Downstairs, Dr. Girshkin was still awake. He examined his wife fast asleep on the couch, considered the difficulty of transporting her up to her bedroom, and, shaking his head in regret, retired to his basement abode.

In the basement, surrounded by plaster dust and loose electrical wires, the doctor had tried to recreate for himself the rickety village
izba
where he had spent his childhood: coarse off-white panels lining the walls were supposed to bring to mind the Russian birch; a set of unfinished wooden chairs gathered around a three-legged kitchen table bespoke an admirable poverty. On this table, there was some Pushkin, a little Lermontov, and, for some reason, a wayward copy of the
New England Medical Journal,
which the doctor quickly shunted under his bed. The great warm stove, the centerpiece of his youth, was missing from the ensemble, but what could one do?

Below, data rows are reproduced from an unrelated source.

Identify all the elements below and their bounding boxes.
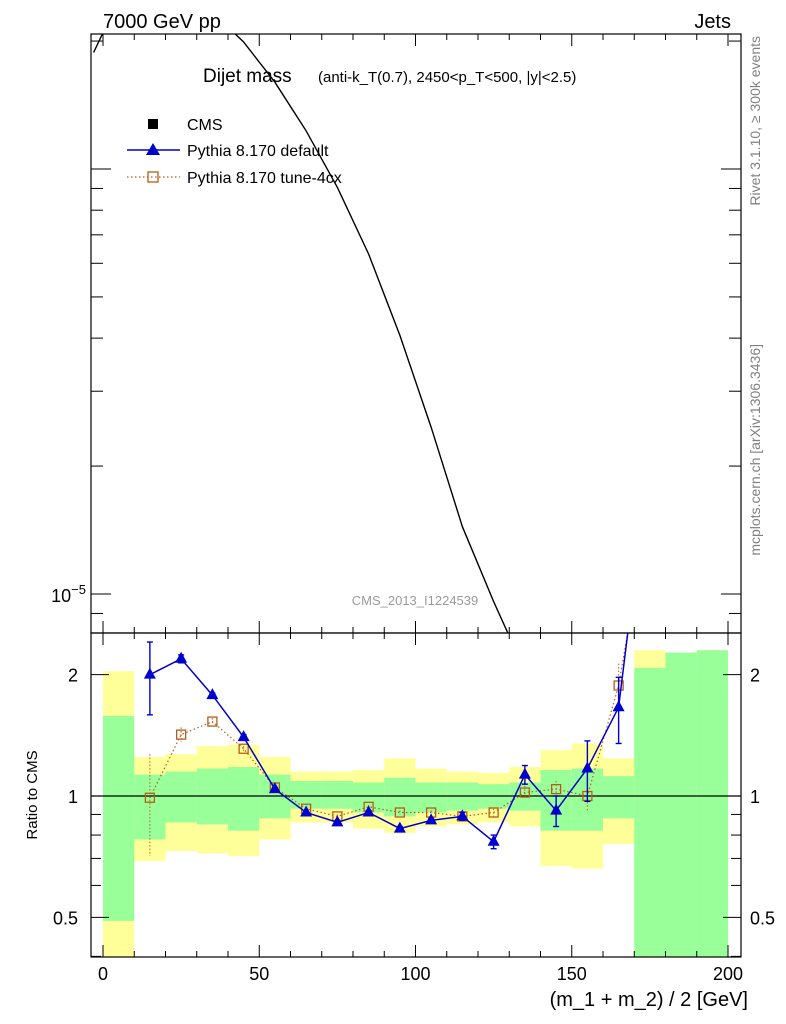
pythia-default-point bbox=[206, 688, 219, 700]
pythia-default-point bbox=[550, 803, 563, 815]
tune-4cx-point bbox=[207, 716, 218, 727]
y-axis-label: Ratio to CMS bbox=[24, 750, 41, 839]
legend-label: CMS bbox=[187, 117, 223, 134]
tune-4cx-point bbox=[488, 807, 499, 818]
pythia-default-point bbox=[612, 700, 625, 712]
y-tick-label-right: 2 bbox=[750, 666, 760, 686]
uncertainty-band-inner bbox=[603, 776, 635, 819]
uncertainty-band-inner bbox=[384, 777, 416, 817]
tune-4cx-point bbox=[238, 743, 249, 754]
main-y-tick-label: 10−5 bbox=[51, 582, 86, 606]
uncertainty-band-inner bbox=[103, 715, 135, 921]
main-panel: 10−5 Dijet mass (anti-k_T(0.7), 2450<p_T… bbox=[51, 33, 742, 634]
tune-4cx-point bbox=[394, 807, 406, 818]
site-label: mcplots.cern.ch [arXiv:1306.3436] bbox=[747, 344, 763, 556]
pythia-default-point bbox=[393, 821, 406, 833]
pythia-default-point bbox=[362, 805, 375, 817]
category-label: Jets bbox=[694, 11, 731, 33]
x-tick-label: 50 bbox=[249, 964, 269, 984]
chart-subtitle: (anti-k_T(0.7), 2450<p_T<500, |y|<2.5) bbox=[318, 69, 576, 86]
tune-4cx-point bbox=[550, 783, 562, 795]
x-axis-label: (m_1 + m_2) / 2 [GeV] bbox=[550, 989, 748, 1011]
uncertainty-band-inner bbox=[165, 771, 197, 823]
pythia-default-point bbox=[487, 834, 500, 846]
y-tick-label-right: 1 bbox=[750, 787, 760, 807]
uncertainty-band-inner bbox=[696, 650, 728, 957]
pythia-default-point bbox=[581, 761, 594, 773]
pythia-default-point bbox=[300, 805, 313, 817]
pythia-default-point bbox=[456, 809, 469, 821]
tune-4cx-point bbox=[175, 729, 187, 740]
y-tick-label-left: 0.5 bbox=[53, 908, 78, 928]
pythia-default-point bbox=[518, 767, 531, 779]
tune-4cx-point bbox=[519, 787, 531, 798]
y-tick-label-right: 0.5 bbox=[750, 908, 775, 928]
pythia-default-point bbox=[425, 813, 438, 825]
chart-title: Dijet mass bbox=[203, 66, 292, 87]
tune-4cx-point bbox=[144, 792, 156, 803]
energy-label: 7000 GeV pp bbox=[103, 11, 221, 33]
uncertainty-band-inner bbox=[228, 767, 260, 831]
legend-default-marker bbox=[146, 143, 160, 155]
uncertainty-band-inner bbox=[321, 780, 353, 809]
uncertainty-band-inner bbox=[665, 652, 697, 957]
x-tick-label: 100 bbox=[400, 964, 430, 984]
x-tick-label: 150 bbox=[557, 964, 587, 984]
analysis-label: CMS_2013_I1224539 bbox=[352, 593, 479, 608]
pythia-default-point bbox=[268, 782, 281, 794]
uncertainty-band-inner bbox=[634, 667, 666, 957]
x-tick-label: 200 bbox=[713, 964, 743, 984]
pythia-default-point bbox=[237, 730, 250, 742]
rivet-label: Rivet 3.1.10, ≥ 300k events bbox=[747, 36, 763, 206]
pythia-default-point bbox=[175, 651, 188, 663]
legend-label: Pythia 8.170 tune-4cx bbox=[187, 170, 342, 187]
legend-label: Pythia 8.170 default bbox=[187, 143, 329, 160]
ratio-panel: 0 50 100 150 200 0.5 0.5 1 1 2 2 Ratio to CMS (m_1… bbox=[24, 632, 775, 1011]
legend: CMS Pythia 8.170 default Pythia 8.170 tune… bbox=[127, 117, 342, 187]
legend-cms-marker bbox=[148, 119, 158, 129]
y-tick-label-left: 2 bbox=[68, 666, 78, 686]
pythia-default-curve bbox=[92, 34, 509, 633]
pythia-default-point bbox=[331, 815, 344, 827]
pythia-default-point bbox=[143, 667, 156, 679]
x-tick-label: 0 bbox=[98, 964, 108, 984]
y-tick-label-left: 1 bbox=[68, 787, 78, 807]
legend-tune-marker bbox=[147, 171, 159, 183]
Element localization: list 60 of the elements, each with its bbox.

The doctor turned on a fan, undressed, ate a conveniently placed piece of cheese, and put himself to bed. I will dream of the well-being of my son, he said to himself. But, alas, the dream would not come. There was something holding him back, an ugly impression from the little dinner party he had had with Vladimir. What
was it? He had spoken of the great themes—the futility of love, the ephemeral nature of youth. But he had babbled on about nothing, really! All that verbosity, Russian melancholy, and nostalgia were for naught. As always, he had missed the point. He should have said . . . Let’s see. Well, to start, he should have told Vladimir that he was tired. Just in those words: “Vladimir, I am tired.” Yes that’s what he should have said. Dr. Girshkin yawned as if to emphasize his tiredness.

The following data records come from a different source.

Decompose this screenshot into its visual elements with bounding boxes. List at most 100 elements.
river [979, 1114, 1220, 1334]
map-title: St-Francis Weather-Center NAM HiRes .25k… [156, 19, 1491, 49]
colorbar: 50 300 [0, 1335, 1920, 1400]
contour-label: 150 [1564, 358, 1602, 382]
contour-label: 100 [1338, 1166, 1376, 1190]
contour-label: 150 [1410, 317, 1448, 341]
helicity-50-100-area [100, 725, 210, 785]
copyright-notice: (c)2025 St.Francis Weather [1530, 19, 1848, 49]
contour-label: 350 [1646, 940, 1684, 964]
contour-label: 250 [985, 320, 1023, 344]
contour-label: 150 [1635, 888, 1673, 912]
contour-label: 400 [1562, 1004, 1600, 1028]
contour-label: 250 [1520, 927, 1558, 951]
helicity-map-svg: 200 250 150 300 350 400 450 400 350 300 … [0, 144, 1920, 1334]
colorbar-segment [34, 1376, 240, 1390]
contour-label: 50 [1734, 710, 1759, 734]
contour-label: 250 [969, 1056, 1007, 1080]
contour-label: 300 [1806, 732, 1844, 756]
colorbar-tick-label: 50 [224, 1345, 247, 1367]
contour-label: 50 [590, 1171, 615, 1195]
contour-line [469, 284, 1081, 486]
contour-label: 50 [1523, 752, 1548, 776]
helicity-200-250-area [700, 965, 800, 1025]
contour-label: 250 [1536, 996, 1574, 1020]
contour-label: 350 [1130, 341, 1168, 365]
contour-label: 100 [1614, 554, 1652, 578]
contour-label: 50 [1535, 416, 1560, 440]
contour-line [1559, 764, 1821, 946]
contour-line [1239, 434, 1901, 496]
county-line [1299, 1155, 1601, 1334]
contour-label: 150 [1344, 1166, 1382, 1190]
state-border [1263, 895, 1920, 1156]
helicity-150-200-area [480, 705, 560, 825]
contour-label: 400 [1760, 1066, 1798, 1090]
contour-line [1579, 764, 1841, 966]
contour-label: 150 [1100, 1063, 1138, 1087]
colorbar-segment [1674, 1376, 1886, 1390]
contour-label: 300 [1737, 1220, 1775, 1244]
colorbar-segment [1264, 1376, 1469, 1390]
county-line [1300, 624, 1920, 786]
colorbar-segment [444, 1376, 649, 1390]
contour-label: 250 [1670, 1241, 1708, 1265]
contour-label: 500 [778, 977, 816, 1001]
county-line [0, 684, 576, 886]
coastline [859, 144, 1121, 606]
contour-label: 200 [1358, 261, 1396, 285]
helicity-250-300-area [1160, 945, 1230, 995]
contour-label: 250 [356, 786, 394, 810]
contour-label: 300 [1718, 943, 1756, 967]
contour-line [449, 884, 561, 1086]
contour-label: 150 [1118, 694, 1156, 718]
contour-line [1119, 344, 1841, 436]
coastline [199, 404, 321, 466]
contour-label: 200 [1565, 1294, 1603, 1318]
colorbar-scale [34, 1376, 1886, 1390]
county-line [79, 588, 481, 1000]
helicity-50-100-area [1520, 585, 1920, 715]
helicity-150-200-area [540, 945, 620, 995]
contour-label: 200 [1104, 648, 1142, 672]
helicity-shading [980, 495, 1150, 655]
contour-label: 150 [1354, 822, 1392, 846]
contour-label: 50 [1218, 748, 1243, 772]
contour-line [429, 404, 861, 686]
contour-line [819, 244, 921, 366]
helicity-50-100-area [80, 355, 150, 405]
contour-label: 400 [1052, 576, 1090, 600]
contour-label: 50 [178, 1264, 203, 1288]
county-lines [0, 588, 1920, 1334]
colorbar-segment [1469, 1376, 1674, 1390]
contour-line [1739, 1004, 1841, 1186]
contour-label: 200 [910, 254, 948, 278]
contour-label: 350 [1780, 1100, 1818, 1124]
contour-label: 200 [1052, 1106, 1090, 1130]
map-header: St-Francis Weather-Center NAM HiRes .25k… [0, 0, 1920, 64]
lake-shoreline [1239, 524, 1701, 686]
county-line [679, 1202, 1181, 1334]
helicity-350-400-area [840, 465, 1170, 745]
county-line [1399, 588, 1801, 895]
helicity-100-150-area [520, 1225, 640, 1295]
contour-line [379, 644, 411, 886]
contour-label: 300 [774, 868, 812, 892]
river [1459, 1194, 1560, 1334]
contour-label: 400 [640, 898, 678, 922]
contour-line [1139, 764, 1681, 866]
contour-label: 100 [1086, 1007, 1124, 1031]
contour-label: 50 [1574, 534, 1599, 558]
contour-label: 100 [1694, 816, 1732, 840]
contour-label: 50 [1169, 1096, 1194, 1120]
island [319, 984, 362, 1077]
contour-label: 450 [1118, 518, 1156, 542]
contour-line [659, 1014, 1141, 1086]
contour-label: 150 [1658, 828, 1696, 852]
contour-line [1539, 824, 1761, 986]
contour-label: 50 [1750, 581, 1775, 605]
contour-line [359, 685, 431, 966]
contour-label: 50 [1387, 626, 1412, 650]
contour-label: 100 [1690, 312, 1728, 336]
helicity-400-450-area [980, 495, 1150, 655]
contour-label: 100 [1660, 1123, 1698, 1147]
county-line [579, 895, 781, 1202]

And why am I tired, Vladimir? Well, if you must ask, I will answer. I am tired because emigrating to this country, leaving one’s hut, one’s yurt, one’s Soviet-era high-rise requires an ambition, a madness, a stubbornness, a stamina that I have never had.

Ach. Dr. Girshkin rearranged his moist sheets and propped his pillow this way and that. No, that sounded too pathetic, too defeatist. Instead, he should have been more theoretical about the whole matter. “You see, Volodya,” he should have said, “the Old World is populated by two breeds of peasants, the alpha peasant and the beta peasant. Now the alpha peasant, she feels the dry soil crack beneath her feet and quickly packs her family’s bags for the New World, while the beta peasant, poor fellow with his weak, sentimental heart, stays put and tills the desperate land. Your mother? Well, as you might have guessed, she’s the alpha peasant of our family, a force unswerving, impenetrable, inexorable. Do you follow me, Volodya?